Which leads us to Diana, who is, as we figure out by episode’s end, the mystery robotic-armed woman in the future. But how does Diana lose her arm? Well, Topsy (professional dancer Kaelynn Gobert-Harris) and her menacing twin Bopsy (professional dancer Bianca Brewton) started stalking her with the intent to hurt or possibly kill her. And after dodging them from the L-train platform to the alley across from the police station, they finally catch up with her at her parent’s garage because Montrose holds her as they destroy her left arm. Oh Montrose. Reading spells as a dyslexic and holding Diana so that the pickaninnies (or should we say jigaboos?) can get her. Barf! It feels wrong even typing those words much less saying them. 

Diana’s best escape, of course, comes after she curses out and spits on Lancaster and rides away on her bike while a recording of Naomi Wadler’s 2018 March for Our Lives speech serves as her soundtrack. Topsy and Bopsy tried to get her then too but couldn’t. But we can’t run from our demons forever especially when a white cop curses you. Take away the “curse,” and the image of Harriet Beecher Stowe’s racist depiction of Topsy, haunts and frightens all Black children. Yes, Topsy and Bopsy with their sharp and deadly nails, yellow eyes and menacing smiles were truly Us level scary. That dreadful minstrel song they bopped to, “Stop Dat Knocking,” only made them more frightful. 

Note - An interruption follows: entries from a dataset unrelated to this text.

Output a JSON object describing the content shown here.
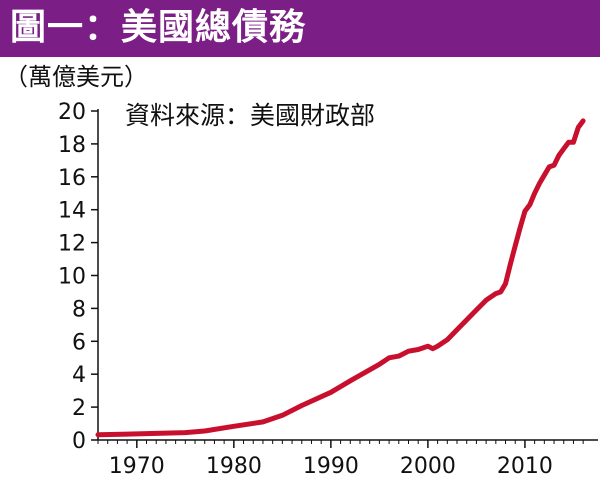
{
  "header": {
    "title": "圖一：美國總債務"
  },
  "chart_data": {
    "type": "line",
    "title": "圖一：美國總債務",
    "ylabel": "（萬億美元）",
    "source": "資料來源：美國財政部",
    "xlim": [
      1966,
      2016.5
    ],
    "ylim": [
      0,
      20
    ],
    "x_ticks": [
      "1970",
      "1980",
      "1990",
      "2000",
      "2010"
    ],
    "y_ticks": [
      "0",
      "2",
      "4",
      "6",
      "8",
      "10",
      "12",
      "14",
      "16",
      "18",
      "20"
    ],
    "grid": false,
    "series": [
      {
        "color": "#c8102e",
        "points": [
          [
            1966,
            0.32
          ],
          [
            1970,
            0.37
          ],
          [
            1975,
            0.45
          ],
          [
            1977,
            0.55
          ],
          [
            1980,
            0.83
          ],
          [
            1983,
            1.1
          ],
          [
            1985,
            1.5
          ],
          [
            1987,
            2.1
          ],
          [
            1990,
            2.9
          ],
          [
            1992,
            3.6
          ],
          [
            1995,
            4.6
          ],
          [
            1996,
            5.0
          ],
          [
            1997,
            5.1
          ],
          [
            1998,
            5.4
          ],
          [
            1999,
            5.5
          ],
          [
            1999.5,
            5.6
          ],
          [
            2000,
            5.7
          ],
          [
            2000.5,
            5.55
          ],
          [
            2001,
            5.7
          ],
          [
            2002,
            6.1
          ],
          [
            2003,
            6.7
          ],
          [
            2004,
            7.3
          ],
          [
            2005,
            7.9
          ],
          [
            2006,
            8.5
          ],
          [
            2007,
            8.9
          ],
          [
            2007.5,
            9.0
          ],
          [
            2008,
            9.5
          ],
          [
            2008.5,
            10.7
          ],
          [
            2009,
            11.8
          ],
          [
            2009.5,
            12.9
          ],
          [
            2010,
            13.9
          ],
          [
            2010.5,
            14.3
          ],
          [
            2011,
            15.0
          ],
          [
            2011.5,
            15.6
          ],
          [
            2012,
            16.1
          ],
          [
            2012.5,
            16.6
          ],
          [
            2013,
            16.7
          ],
          [
            2013.5,
            17.3
          ],
          [
            2014,
            17.7
          ],
          [
            2014.5,
            18.1
          ],
          [
            2015,
            18.1
          ],
          [
            2015.5,
            19.0
          ],
          [
            2016,
            19.4
          ]
        ]
      }
    ]
  }
}
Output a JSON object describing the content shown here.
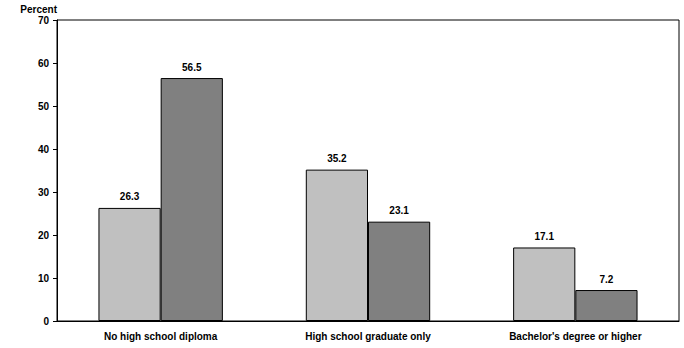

But Lancaster put a curse on Diana to keep her quiet and didn’t even know himself what would be chasing Diana. Which means Topsy and Bopsy are her worst fear, kinda like It, because they represent the antithesis of the intelligence and adaptability that Diana and millions of beautiful Black girls possess. Black girls are neither stereotypes nor criminals when we show our joy. We are doctors and lawyers and mothers and fighters and we loathe being reduced to caricature. Despite our accomplishments, we are often sexualized, dehuminized and undervalued as Topsy, Sapphire, Mammy and all the others just as we fear. And all of them are, like Langston Hughes said, “amusing undoubtedly to the white child, but like an unkind word to one who has known too many hurts to enjoy the additional pain of being laughed at.”

Meanwhile, Lancaster is dead, Leti’s lawn is littered with slaughtered white cops and Tic has a shoggoth as a pet. Guess that spell worked after all. More than anything, we want Diana to be OK and she can’t be OK without Hippolyta. Sigh.